Tue, May 28, 2002
The 24-Hour Professor
This is one of the reasons I burned out on full-time teaching. At first it's great because you're making yourself more accessible, and that's a good thing, right? Suddenly students are sending you IMs at midnight. They're expecting responses via e-mail within two or three hours. On weekends. And these aren't distance-education courses, these are regular lecture courses.
A rule I learned a long time ago was that if you want to see the real point of a news story, skip to the last paragraph:
"It's rewarding and it's exciting," he says. "But I think it's exhausting. You're essentially teaching every day of the semester."Yep. Wed, May 22, 2002
Jini configuration hell
Put simply, Jini is too hard to configure. I consider myself fairly intelligent, and I have a lot of Java experience and a fair amount of Solaris experience. Nevertheless, it took me over a week of wasted evenings trying to run the Ray Tracer example included with the Jini distribution. Running this example requires no less than 6 processes to be running, 4 of which require commands spanning multiple lines to start.
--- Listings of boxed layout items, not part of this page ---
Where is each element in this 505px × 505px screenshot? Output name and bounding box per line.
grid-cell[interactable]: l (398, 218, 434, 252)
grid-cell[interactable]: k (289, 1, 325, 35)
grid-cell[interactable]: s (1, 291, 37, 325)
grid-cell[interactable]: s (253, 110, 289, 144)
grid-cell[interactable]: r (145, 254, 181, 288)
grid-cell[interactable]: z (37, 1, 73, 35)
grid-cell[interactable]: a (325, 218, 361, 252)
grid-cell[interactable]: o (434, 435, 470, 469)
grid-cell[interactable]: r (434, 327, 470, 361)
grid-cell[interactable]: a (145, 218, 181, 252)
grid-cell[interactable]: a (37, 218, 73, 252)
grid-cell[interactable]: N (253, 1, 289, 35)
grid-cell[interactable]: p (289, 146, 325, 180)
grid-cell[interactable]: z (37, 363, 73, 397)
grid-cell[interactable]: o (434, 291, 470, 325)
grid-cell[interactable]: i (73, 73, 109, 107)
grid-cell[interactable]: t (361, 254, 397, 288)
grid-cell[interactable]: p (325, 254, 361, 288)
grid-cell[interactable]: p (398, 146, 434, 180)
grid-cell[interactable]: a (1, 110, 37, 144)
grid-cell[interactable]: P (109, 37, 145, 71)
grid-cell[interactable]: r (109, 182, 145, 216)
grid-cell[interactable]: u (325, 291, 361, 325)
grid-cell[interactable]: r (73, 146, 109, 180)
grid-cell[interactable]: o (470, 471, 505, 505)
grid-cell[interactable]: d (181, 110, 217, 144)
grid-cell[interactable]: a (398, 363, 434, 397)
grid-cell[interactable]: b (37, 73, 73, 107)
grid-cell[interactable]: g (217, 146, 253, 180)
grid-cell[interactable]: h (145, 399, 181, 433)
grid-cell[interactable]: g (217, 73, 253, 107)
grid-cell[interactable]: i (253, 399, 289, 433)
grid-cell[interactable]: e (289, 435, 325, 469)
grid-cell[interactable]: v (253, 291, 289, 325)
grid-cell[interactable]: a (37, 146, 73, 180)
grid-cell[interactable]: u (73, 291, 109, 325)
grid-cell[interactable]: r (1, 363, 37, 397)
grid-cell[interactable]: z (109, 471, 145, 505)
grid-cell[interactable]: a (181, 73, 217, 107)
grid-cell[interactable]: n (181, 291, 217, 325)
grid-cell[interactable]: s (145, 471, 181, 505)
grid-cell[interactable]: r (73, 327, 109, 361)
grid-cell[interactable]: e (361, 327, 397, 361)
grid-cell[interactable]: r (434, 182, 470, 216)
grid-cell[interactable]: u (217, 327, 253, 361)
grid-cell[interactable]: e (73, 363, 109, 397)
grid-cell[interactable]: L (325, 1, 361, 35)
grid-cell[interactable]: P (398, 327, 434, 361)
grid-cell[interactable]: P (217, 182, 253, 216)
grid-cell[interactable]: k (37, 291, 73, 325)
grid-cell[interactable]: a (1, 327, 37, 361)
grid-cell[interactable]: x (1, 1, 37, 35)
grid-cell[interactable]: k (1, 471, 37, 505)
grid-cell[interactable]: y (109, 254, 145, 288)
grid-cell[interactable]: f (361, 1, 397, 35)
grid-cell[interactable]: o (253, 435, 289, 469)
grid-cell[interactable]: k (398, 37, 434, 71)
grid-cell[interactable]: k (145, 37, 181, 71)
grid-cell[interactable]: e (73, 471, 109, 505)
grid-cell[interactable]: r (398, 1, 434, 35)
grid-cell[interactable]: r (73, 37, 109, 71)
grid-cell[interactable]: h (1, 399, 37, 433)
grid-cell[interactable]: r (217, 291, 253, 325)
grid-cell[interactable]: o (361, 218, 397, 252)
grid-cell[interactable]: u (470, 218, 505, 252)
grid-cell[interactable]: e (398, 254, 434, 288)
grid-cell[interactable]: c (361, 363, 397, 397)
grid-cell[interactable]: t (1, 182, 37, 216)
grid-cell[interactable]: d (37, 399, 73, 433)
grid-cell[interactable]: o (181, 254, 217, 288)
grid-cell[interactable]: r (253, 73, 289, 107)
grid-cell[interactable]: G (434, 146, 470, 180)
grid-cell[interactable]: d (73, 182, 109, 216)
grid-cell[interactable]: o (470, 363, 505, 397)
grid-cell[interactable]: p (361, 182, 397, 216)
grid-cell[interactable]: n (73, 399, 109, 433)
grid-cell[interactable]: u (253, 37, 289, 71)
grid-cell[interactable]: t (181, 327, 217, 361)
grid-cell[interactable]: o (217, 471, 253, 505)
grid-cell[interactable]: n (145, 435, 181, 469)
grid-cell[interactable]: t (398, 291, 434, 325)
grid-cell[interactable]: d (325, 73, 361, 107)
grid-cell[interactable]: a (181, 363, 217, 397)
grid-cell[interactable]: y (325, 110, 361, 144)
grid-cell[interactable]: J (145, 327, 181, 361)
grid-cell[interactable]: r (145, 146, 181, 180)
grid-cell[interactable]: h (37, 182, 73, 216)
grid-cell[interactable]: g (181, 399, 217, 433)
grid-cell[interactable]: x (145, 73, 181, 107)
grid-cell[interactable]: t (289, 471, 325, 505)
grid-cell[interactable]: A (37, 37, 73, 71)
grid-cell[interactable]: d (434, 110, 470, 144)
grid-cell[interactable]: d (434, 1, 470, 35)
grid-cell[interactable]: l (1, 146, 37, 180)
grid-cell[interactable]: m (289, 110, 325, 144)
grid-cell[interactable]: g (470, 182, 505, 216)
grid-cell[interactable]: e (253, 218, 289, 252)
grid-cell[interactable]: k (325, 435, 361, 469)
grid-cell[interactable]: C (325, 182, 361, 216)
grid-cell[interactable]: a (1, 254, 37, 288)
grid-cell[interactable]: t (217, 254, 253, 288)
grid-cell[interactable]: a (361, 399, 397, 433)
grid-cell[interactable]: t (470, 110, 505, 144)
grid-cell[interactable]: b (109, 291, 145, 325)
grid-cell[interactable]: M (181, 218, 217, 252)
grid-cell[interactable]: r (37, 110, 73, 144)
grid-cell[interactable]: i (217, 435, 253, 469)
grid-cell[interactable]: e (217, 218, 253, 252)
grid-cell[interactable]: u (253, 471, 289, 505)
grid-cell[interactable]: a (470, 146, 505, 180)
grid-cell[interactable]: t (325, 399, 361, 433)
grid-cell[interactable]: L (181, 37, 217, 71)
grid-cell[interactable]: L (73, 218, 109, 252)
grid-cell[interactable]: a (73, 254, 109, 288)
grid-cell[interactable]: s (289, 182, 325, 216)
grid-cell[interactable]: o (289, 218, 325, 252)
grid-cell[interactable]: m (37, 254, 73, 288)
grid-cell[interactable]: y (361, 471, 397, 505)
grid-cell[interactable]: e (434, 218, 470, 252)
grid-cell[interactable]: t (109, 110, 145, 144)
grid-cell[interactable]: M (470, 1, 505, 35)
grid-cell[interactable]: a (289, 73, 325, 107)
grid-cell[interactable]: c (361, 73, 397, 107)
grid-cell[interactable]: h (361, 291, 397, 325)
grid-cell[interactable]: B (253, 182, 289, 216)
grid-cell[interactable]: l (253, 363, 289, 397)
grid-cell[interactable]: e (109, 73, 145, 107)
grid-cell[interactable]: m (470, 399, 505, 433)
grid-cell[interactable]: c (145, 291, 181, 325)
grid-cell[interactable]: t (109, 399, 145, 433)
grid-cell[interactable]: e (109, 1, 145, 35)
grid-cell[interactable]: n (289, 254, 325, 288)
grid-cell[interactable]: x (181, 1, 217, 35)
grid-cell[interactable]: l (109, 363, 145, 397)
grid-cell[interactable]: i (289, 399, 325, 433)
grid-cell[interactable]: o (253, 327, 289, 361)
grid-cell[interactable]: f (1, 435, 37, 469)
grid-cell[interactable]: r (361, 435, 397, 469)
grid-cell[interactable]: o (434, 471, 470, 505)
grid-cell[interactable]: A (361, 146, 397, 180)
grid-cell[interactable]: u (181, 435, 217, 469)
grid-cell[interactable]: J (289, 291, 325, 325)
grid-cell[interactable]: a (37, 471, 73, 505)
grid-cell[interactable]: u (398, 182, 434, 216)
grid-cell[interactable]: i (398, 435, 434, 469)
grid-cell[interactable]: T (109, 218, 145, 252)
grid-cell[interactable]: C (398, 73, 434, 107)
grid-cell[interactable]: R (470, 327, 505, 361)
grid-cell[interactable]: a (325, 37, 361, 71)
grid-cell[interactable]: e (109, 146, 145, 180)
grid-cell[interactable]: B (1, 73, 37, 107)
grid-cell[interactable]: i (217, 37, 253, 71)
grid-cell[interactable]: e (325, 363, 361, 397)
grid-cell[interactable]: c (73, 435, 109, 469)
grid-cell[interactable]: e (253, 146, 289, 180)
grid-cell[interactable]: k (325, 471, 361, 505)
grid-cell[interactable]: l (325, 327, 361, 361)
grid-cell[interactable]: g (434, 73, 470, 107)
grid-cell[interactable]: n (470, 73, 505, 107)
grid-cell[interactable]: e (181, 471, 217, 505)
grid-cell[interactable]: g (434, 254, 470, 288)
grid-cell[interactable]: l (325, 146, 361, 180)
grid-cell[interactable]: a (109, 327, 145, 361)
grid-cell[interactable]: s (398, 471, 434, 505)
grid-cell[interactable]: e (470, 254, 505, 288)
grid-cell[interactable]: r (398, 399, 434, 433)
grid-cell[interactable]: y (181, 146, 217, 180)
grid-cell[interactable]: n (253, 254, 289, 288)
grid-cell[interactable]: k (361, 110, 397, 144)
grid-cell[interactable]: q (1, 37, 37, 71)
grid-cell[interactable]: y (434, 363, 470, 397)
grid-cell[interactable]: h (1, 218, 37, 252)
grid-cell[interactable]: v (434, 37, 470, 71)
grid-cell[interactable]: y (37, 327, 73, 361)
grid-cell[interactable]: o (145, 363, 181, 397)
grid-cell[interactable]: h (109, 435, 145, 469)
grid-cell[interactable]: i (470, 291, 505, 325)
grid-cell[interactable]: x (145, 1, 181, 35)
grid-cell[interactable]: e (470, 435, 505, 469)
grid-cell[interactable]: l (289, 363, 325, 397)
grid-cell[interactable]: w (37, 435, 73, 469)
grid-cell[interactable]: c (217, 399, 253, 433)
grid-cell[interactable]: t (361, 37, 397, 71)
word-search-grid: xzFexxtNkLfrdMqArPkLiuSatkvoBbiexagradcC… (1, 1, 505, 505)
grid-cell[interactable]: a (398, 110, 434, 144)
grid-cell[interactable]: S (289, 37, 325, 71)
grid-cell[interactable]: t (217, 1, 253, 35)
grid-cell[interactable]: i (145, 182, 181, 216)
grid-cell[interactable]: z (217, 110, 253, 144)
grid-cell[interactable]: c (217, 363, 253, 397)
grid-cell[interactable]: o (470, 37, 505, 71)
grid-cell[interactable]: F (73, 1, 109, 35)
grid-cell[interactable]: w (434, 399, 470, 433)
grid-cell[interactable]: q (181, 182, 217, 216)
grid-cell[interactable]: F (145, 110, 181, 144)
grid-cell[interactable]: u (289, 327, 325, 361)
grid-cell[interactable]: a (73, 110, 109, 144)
You can see the fruits of my labor, a shell script that starts everything running. For everyday use, I've broken it into 5 different shell scripts: jini-start-all.sh, jini-start.sh, jini-stop-all.sh, jini-stop.sh, and one for the application (e.g., browser.sh or raytrace.sh).
I haven't even started writing my own programs, this is just to run the example. Folks, developers are going to be slow to adopt Jini until this get easier.